I sometimes hear lawyers say that they do not know what the Rule of Law really means. Or that they cannot be penalised for doing things that are lawful. What they often mean is that they cannot be criticised for inappropriately exploiting uncertainty to the advantage of overly powerful clients. We need to be clear here. The SRA’s task is not simply to make sure that solicitors do not breach the law. This is why the’ taking unfair advantage’ element of professional rules is so important.
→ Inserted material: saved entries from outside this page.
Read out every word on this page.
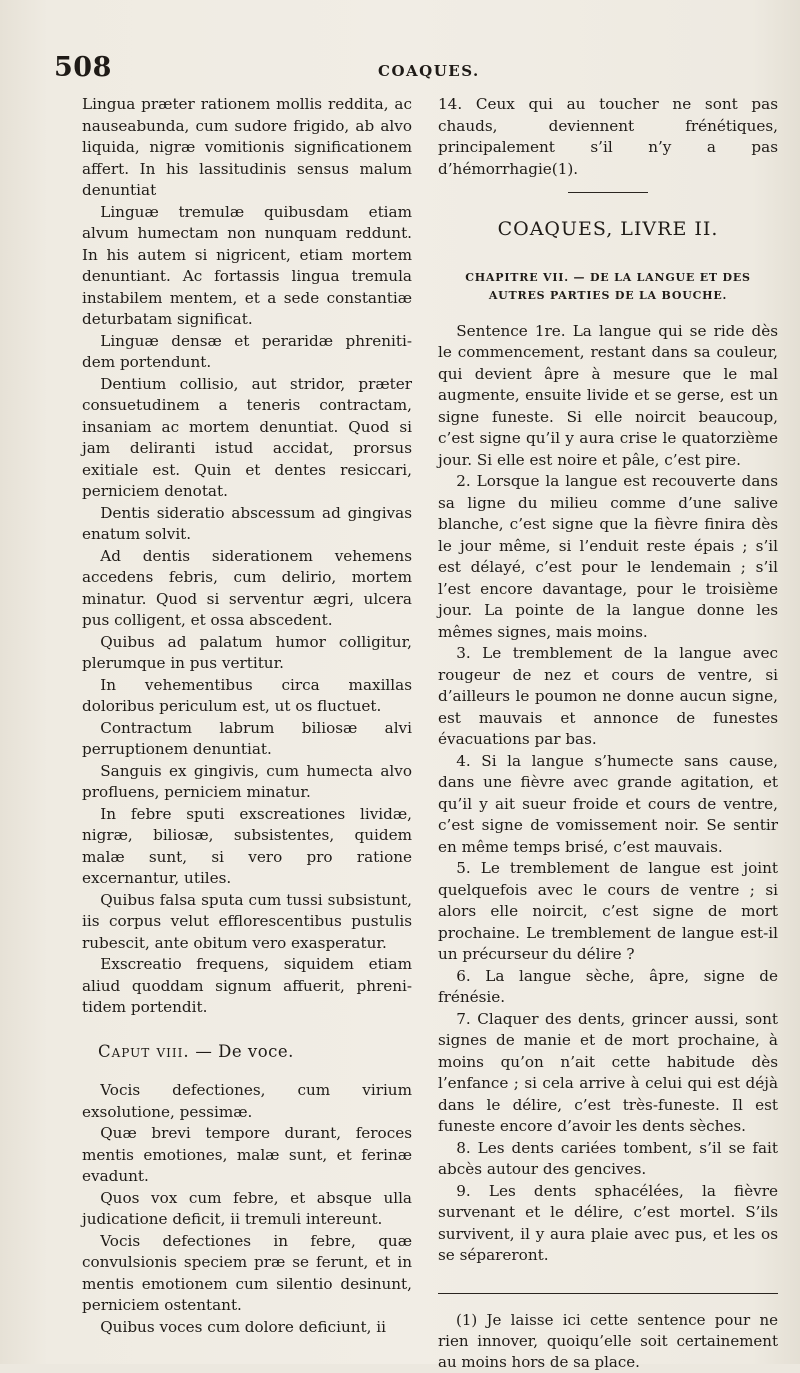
508	COAQUES.

Lingua præter rationem mollis reddita, ac nauseabunda, cum sudore frigido, ab alvo liquida, nigræ vomitionis significationem affert. In his lassitudinis sensus malum denuntiat

Linguæ tremulæ quibusdam etiam alvum humectam non nunquam reddunt. In his autem si nigricent, etiam mortem denuntiant. Ac fortassis lingua tremula instabilem mentem, et a sede constantiæ deturbatam significat.

Linguæ densæ et peraridæ phreniti-dem portendunt.

Dentium collisio, aut stridor, præter consuetudinem a teneris contractam, insaniam ac mortem denuntiat. Quod si jam deliranti istud accidat, prorsus exitiale est. Quin et dentes resiccari, perniciem denotat.

Dentis sideratio abscessum ad gingivas enatum solvit.

Ad dentis siderationem vehemens accedens febris, cum delirio, mortem minatur. Quod si serventur ægri, ulcera pus colligent, et ossa abscedent.

Quibus ad palatum humor colligitur, plerumque in pus vertitur.

In vehementibus circa maxillas doloribus periculum est, ut os fluctuet.

Contractum labrum biliosæ alvi perruptionem denuntiat.

Sanguis ex gingivis, cum humecta alvo profluens, perniciem minatur.

In febre sputi exscreationes lividæ, nigræ, biliosæ, subsistentes, quidem malæ sunt, si vero pro ratione excernantur, utiles.

Quibus falsa sputa cum tussi subsistunt, iis corpus velut efflorescentibus pustulis rubescit, ante obitum vero exasperatur.

Exscreatio frequens, siquidem etiam aliud quoddam signum affuerit, phreni-tidem portendit.

Caput viii. — De voce.

Vocis defectiones, cum virium exsolutione, pessimæ.

Quæ brevi tempore durant, feroces mentis emotiones, malæ sunt, et ferinæ evadunt.

Quos vox cum febre, et absque ulla judicatione deficit, ii tremuli intereunt.

Vocis defectiones in febre, quæ convulsionis speciem præ se ferunt, et in mentis emotionem cum silentio desinunt, perniciem ostentant.

Quibus voces cum dolore deficiunt, ii

14. Ceux qui au toucher ne sont pas chauds, deviennent frénétiques, principalement s’il n’y a pas d’hémorrhagie(1).

COAQUES, LIVRE II.
CHAPITRE VII. — DE LA LANGUE ET DES AUTRES PARTIES DE LA BOUCHE.

Sentence 1re. La langue qui se ride dès le commencement, restant dans sa couleur, qui devient âpre à mesure que le mal augmente, ensuite livide et se gerse, est un signe funeste. Si elle noircit beaucoup, c’est signe qu’il y aura crise le quatorzième jour. Si elle est noire et pâle, c’est pire.

2. Lorsque la langue est recouverte dans sa ligne du milieu comme d’une salive blanche, c’est signe que la fièvre finira dès le jour même, si l’enduit reste épais ; s’il est délayé, c’est pour le lendemain ; s’il l’est encore davantage, pour le troisième jour. La pointe de la langue donne les mêmes signes, mais moins.

3. Le tremblement de la langue avec rougeur de nez et cours de ventre, si d’ailleurs le poumon ne donne aucun signe, est mauvais et annonce de funestes évacuations par bas.

4. Si la langue s’humecte sans cause, dans une fièvre avec grande agitation, et qu’il y ait sueur froide et cours de ventre, c’est signe de vomissement noir. Se sentir en même temps brisé, c’est mauvais.

5. Le tremblement de langue est joint quelquefois avec le cours de ventre ; si alors elle noircit, c’est signe de mort prochaine. Le tremblement de langue est-il un précurseur du délire ?

6. La langue sèche, âpre, signe de frénésie.

7. Claquer des dents, grincer aussi, sont signes de manie et de mort prochaine, à moins qu’on n’ait cette habitude dès l’enfance ; si cela arrive à celui qui est déjà dans le délire, c’est très-funeste. Il est funeste encore d’avoir les dents sèches.

8. Les dents cariées tombent, s’il se fait abcès autour des gencives.

9. Les dents sphacélées, la fièvre survenant et le délire, c’est mortel. S’ils survivent, il y aura plaie avec pus, et les os se sépareront.

(1) Je laisse ici cette sentence pour ne rien innover, quoiqu’elle soit certainement au moins hors de sa place.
The SRA sets standards for solicitors and law firms in return for them having access to a restricted market. There is a crucial interest in NDAs being deployed in ways which do not stifle the public interest in learning about and tackling misconduct. Any solicitor that thinks it is only the law that restricts their advice on NDAs is heading for trouble and the SRA warning notice needs to make this clear.
Crispin Passmore and Richard Moorhead
* Crispin Passmore was an Executive Director at the SRA from January 2014 through to December 2018. He commissioned the warning notice and was involved in its sign off having been influenced by Richard Moorhead’s blog. He oversaw the Question of Trust work too, but got the germ of the idea from work the General Medical Council had done.